Fluorescence Diagnostics for Lipid Status Monitoring of Microalgae during Cultivation

Abstract

To improve cultivation or extraction methods for maximum lipid yield, a fast and reliable quantitative determination of the lipid content of microalgae in cultivation medium is desirable. Here, we investigated the applicability of Nile red staining for a rapid quantification of neutral lipids in-vivo, without time-consuming intermediate steps like lyophilization, drying or solvent transfer of lipids, previously required in conventional lipid diagnostics. The studies were performed on Auxenochlorella protothecoides, reproducibly cultivated in a temperature and pH-controlled photobioreactor (PBR). The basic procedure of this method is to normalize the cell density of each sample to an optical density OD of 1.0 by employing a spectroscope.

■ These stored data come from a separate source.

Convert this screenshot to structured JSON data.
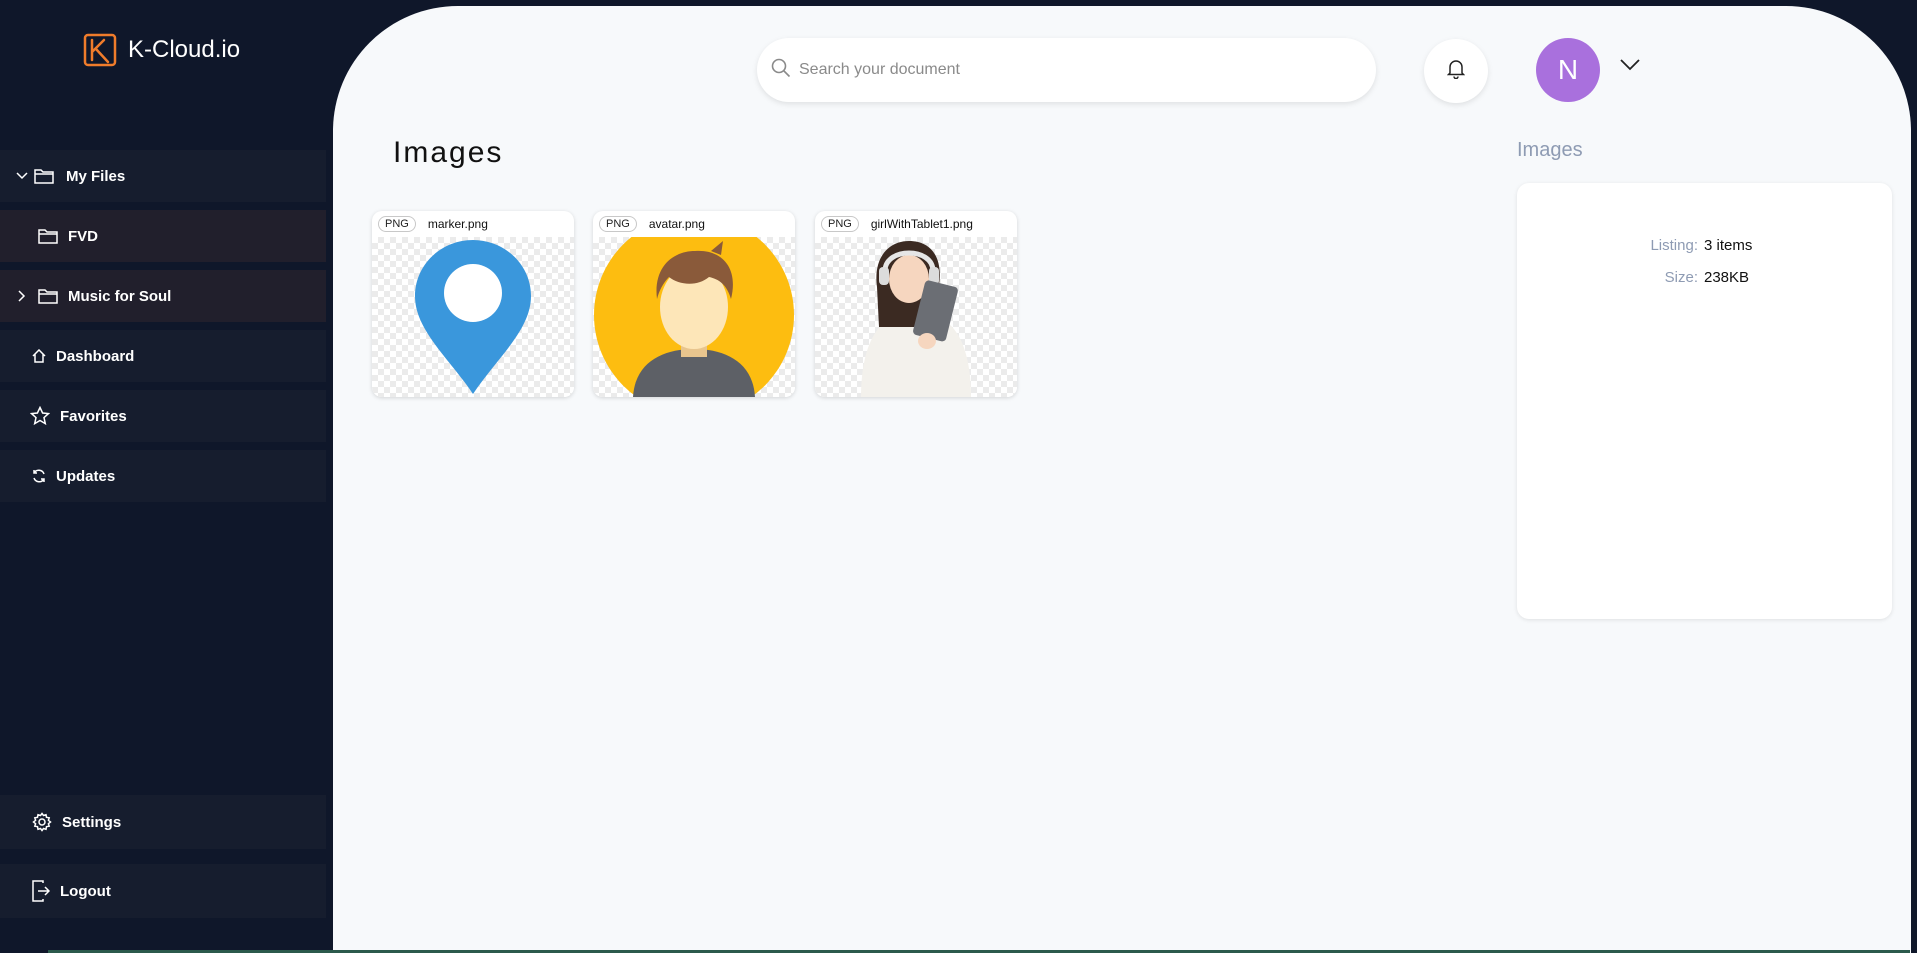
{
  "app": {
    "name": "K-Cloud.io",
    "accent": "#f07c2b"
  },
  "sidebar": {
    "items": [
      {
        "label": "My Files",
        "icon": "folder-icon",
        "chevron": "chevron-down-icon"
      },
      {
        "label": "FVD",
        "icon": "folder-icon"
      },
      {
        "label": "Music for Soul",
        "icon": "folder-icon",
        "chevron": "chevron-right-icon"
      },
      {
        "label": "Dashboard",
        "icon": "home-icon"
      },
      {
        "label": "Favorites",
        "icon": "star-icon"
      },
      {
        "label": "Updates",
        "icon": "refresh-icon"
      }
    ],
    "bottom": [
      {
        "label": "Settings",
        "icon": "gear-icon"
      },
      {
        "label": "Logout",
        "icon": "logout-icon"
      }
    ]
  },
  "header": {
    "search_placeholder": "Search your document",
    "avatar_initial": "N",
    "avatar_color": "#a970dd"
  },
  "main": {
    "title": "Images",
    "files": [
      {
        "type": "PNG",
        "name": "marker.png"
      },
      {
        "type": "PNG",
        "name": "avatar.png"
      },
      {
        "type": "PNG",
        "name": "girlWithTablet1.png"
      }
    ]
  },
  "details": {
    "title": "Images",
    "listing_label": "Listing:",
    "listing_value": "3 items",
    "size_label": "Size:",
    "size_value": "238KB"
  }
}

After staining of the normalized algal suspension, the relative fluorescence intensity at 580 nm is measured and compared with results acquired by an alternative lipid content determination method, i.e. the sulfo-phospho-vanillin (SPV) method. A linear relationship between in-vivo fluorescence intensity and the lipid content determined by the SPV method was found. It could be demonstrated that Nile red staining of algal cells and successive fluorescence measurement is suitable for a fast and reliable monitoring of the oil accumulation in algal cells during PBR cultivation. In the following measurement and calibration, procedures will be discussed in detail.